The LIC Housing Finance scam: bigger than Satyam?

The scale of the LIC Housing Finance scam is possibly bigger than the Satyam scam. The amount involved hasn’t been revealed yet. But the simultaneous raids in several cities by the CBI and arrest of senior officials of PSU banks and financial institutions point to a significantly larger operation.

A few months back, when the Sensex was consolidating in a sideways channel, a stockbroker friend had made a surprising comment: “Bull markets require a nice scam to shoot up to new highs.”

A reader commented: “The markets have NEVER peaked out on scams.” My counter argument was: “The Sensex hit recent bull market tops because of the excess liquidity created by the scams. The scams were detected much later - after the scamsters sold out and made huge profits.”

No doubt that FII inflows have provided the major fuel for the bull market rise. But what caused the sudden jump out of the year-long trading channel to an all-time high close above the 21000 level? Could it be that the ill-gotten loans were channeled into the stock market? Only a detailed investigation by SEBI may reveal that. I won’t be a bit surprised if the real estate sharks were dabbling in the stock market to quickly recover the bribes they paid to the PSU officials to get the loans.

As with all such scams in India, the big fish will probably get away and most of the money will vanish into thin air (or into Swiss bank vaults). And who will bear the brunt of the fall in stock prices? Small investors like us.
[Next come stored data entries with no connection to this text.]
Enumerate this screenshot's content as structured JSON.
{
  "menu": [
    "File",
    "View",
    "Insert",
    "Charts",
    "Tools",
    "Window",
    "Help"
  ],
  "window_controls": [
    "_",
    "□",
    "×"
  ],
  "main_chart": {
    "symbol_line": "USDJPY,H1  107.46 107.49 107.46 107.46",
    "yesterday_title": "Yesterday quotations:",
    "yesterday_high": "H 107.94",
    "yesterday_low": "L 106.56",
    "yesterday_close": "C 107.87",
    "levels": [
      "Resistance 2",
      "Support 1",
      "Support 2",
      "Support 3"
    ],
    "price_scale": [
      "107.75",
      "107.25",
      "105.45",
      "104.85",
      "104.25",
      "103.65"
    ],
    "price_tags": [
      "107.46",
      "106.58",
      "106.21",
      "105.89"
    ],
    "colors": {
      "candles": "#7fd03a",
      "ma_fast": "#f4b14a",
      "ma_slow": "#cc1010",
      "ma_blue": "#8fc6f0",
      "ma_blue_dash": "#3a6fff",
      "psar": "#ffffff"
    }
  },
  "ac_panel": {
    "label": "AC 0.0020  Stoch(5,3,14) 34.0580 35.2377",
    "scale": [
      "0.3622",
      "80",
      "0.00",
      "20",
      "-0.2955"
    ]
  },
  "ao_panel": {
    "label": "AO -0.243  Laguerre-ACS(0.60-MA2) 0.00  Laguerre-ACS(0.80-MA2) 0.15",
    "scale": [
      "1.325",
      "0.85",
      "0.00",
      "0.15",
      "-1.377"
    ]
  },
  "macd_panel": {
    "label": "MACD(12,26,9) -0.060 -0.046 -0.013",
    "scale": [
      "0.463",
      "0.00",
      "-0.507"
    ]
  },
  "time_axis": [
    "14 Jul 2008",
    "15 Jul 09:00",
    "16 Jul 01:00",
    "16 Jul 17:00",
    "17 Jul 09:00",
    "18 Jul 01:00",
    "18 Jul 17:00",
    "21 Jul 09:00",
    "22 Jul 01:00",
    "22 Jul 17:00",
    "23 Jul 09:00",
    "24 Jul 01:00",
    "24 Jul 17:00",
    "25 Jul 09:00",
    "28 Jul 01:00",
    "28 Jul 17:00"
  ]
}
I could only sympathise with a reader who wrote the following email:

‘I had been investing in LIC housing finance for some time now and sitting on decent returns. And just when all looked rosy, here comes a housing scam involving it and as a result the share tanks 20% :(

No respite for us poor retailers. Wonder whether there is any sense in becoming a long term investor at all ... its like waiting for some scam to happen n wipe off your money!’

My advice? Sell tomorrow or switch to HDFC. Small investors are better off regularly investing in index funds or index ETFs, rather than in individual stocks.

Now a quick look at the one year bar chart pattern of LIC Housing Finance:


After touching an all-time high of 1496 on Sep 29 ‘10, the stock has been making a bearish pattern of lower tops and bottoms and had fallen below both its 20 day and 50 day EMAs. It bounced off the 100 day EMA yesterday, only to find resistance from the falling 50 day EMA.

As of yesterday (Nov 23 ‘10), the technical indicators were all bearish. The MACD was negative and below the signal line. The ROC was also negative and below its 10 day MA. The RSI was below the 50% level. The slow stochastic was in the oversold zone.

While the news of the scam caused a high volume drop below the 200 day EMA today, the stock was already on a down trend. Higher volumes on down days had given ample indications to investors to book profits. Was it insider selling? Only SEBI can answer that.

Buying and holding fundamentally strong stocks for the long term is an excellent investment idea, but one makes money only by selling. Partial profit booking near all-time highs can save some pain if sudden calamity hits.

Bottomline? Unforeseen situations do happen in the stock market. No one rings a bell to warn investors. Partially eliminate blows to your portfolio by following disciplined investment strategies: Partial profit booking is one; buying only the best is another (HDFC instead of LIC Housing Finance, or TCS instead of Satyam); basic knowledge of technical analysis often provides clues.

1 comment:

Subhankar said...

After touching an intra-day low of 901, the stock bounced up towards the 200 day EMA, found resistance and has resumed its fall.

The news of Rakesh Jhunjhunwala exiting the stock will adversely affect sentiments.